Yes, and it is a common production pattern, but every controller must have a distinct ingress class so they do not compete for the same ingress objects. A frequent setup runs a public controller with one class and an internal controller with another, so each ingress declares, through the class it names, whether it should be reachable from the internet or only from inside the network. The hazard is ambiguity: if two controllers can both claim an unclassed ingress, or if you rely on a default class that more than one controller might interpret, you get inconsistent routing where a rule is served by the wrong controller with the wrong configuration. Avoid that by giving each controller a unique IngressClass name, marking at most one class as default and only if you truly want unclassed ingresses adopted, and making every ingress object name its class explicitly. Diagnosing a conflict starts with listing the IngressClass resources and NGINX pods across namespaces to see how many controllers actually exist and which classes they own.

Q: What ports and traffic does the AKS ingress public IP expose?

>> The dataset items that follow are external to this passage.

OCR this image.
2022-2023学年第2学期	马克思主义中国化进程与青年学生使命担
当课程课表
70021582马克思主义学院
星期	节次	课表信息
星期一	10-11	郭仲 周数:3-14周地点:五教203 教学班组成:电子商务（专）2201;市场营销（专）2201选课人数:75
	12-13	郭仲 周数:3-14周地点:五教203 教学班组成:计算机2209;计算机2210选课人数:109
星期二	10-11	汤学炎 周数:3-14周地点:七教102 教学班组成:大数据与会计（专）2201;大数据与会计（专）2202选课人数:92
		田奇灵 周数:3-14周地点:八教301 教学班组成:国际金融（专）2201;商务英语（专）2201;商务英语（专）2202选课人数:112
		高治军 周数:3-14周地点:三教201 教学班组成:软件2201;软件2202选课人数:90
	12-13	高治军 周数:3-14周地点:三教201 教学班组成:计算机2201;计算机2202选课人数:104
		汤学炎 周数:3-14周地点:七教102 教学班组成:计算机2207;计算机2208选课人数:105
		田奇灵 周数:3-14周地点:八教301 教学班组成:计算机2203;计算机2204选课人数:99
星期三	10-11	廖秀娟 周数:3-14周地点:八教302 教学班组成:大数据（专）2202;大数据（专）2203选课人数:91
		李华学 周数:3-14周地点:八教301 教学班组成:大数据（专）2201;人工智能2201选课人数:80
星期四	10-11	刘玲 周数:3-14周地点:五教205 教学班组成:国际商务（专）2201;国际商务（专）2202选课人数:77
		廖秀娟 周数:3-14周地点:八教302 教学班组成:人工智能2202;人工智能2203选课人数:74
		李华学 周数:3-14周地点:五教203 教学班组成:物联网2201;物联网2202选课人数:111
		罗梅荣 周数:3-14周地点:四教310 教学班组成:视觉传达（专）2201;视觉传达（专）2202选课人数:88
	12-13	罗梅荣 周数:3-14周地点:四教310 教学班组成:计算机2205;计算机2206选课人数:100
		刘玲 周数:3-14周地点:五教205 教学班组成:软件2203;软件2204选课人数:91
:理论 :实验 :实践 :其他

The proxy’s LoadBalancer service typically exposes ports 80 and 443 on the public IP, forwarding HTTP and HTTPS into the proxy pods, which then terminate TLS and route by host and path to internal services. Everything behind the NGINX proxy stays as ClusterIP services, private to the cluster, so the public IP is the single inbound surface for web traffic. Because that one address is the front door for the whole cluster, it is a natural place to apply protection: restrict who can create or modify ingress objects, consider a web application firewall or Azure-level protection in front of the IP for internet-facing workloads, and apply network policy so the controller can only reach the backends it should. The plain HTTP port 80 generally exists to serve the ACME challenge and to redirect clients to HTTPS rather than to serve real traffic unencrypted, so confirm the redirect is in place. Treating the routing layer IP as the security boundary it is, rather than an incidental detail, is the difference between a controlled entry point and an open door.

Q: How do I make my AKS ingress and TLS setup reproducible as code?

Capture all three layers of the chain in version control. The controller and cert-manager are Helm releases, so pin their chart versions and record their configuration in committed values files rather than passing flags interactively, which fixes the proxy behavior across rebuilds. The ClusterIssuers and ingress objects are plain Kubernetes manifests that live in the same repository and apply through a pipeline or a GitOps controller that reconciles the repository against the cluster. The static public IP is an Azure resource rather than a Kubernetes object, so declare it in Bicep or Terraform alongside the cluster, created in the node resource group, and reference its address from the Helm values. The payoff is that you can destroy and recreate the cluster and have the same hostname serving the same content over the same certificate without manual DNS surgery, because the IP is stable and every layer rebuilds identically. A setup that survives a cluster rebuild untouched is the practical definition of reproducible, and it is the standard worth holding the configuration to.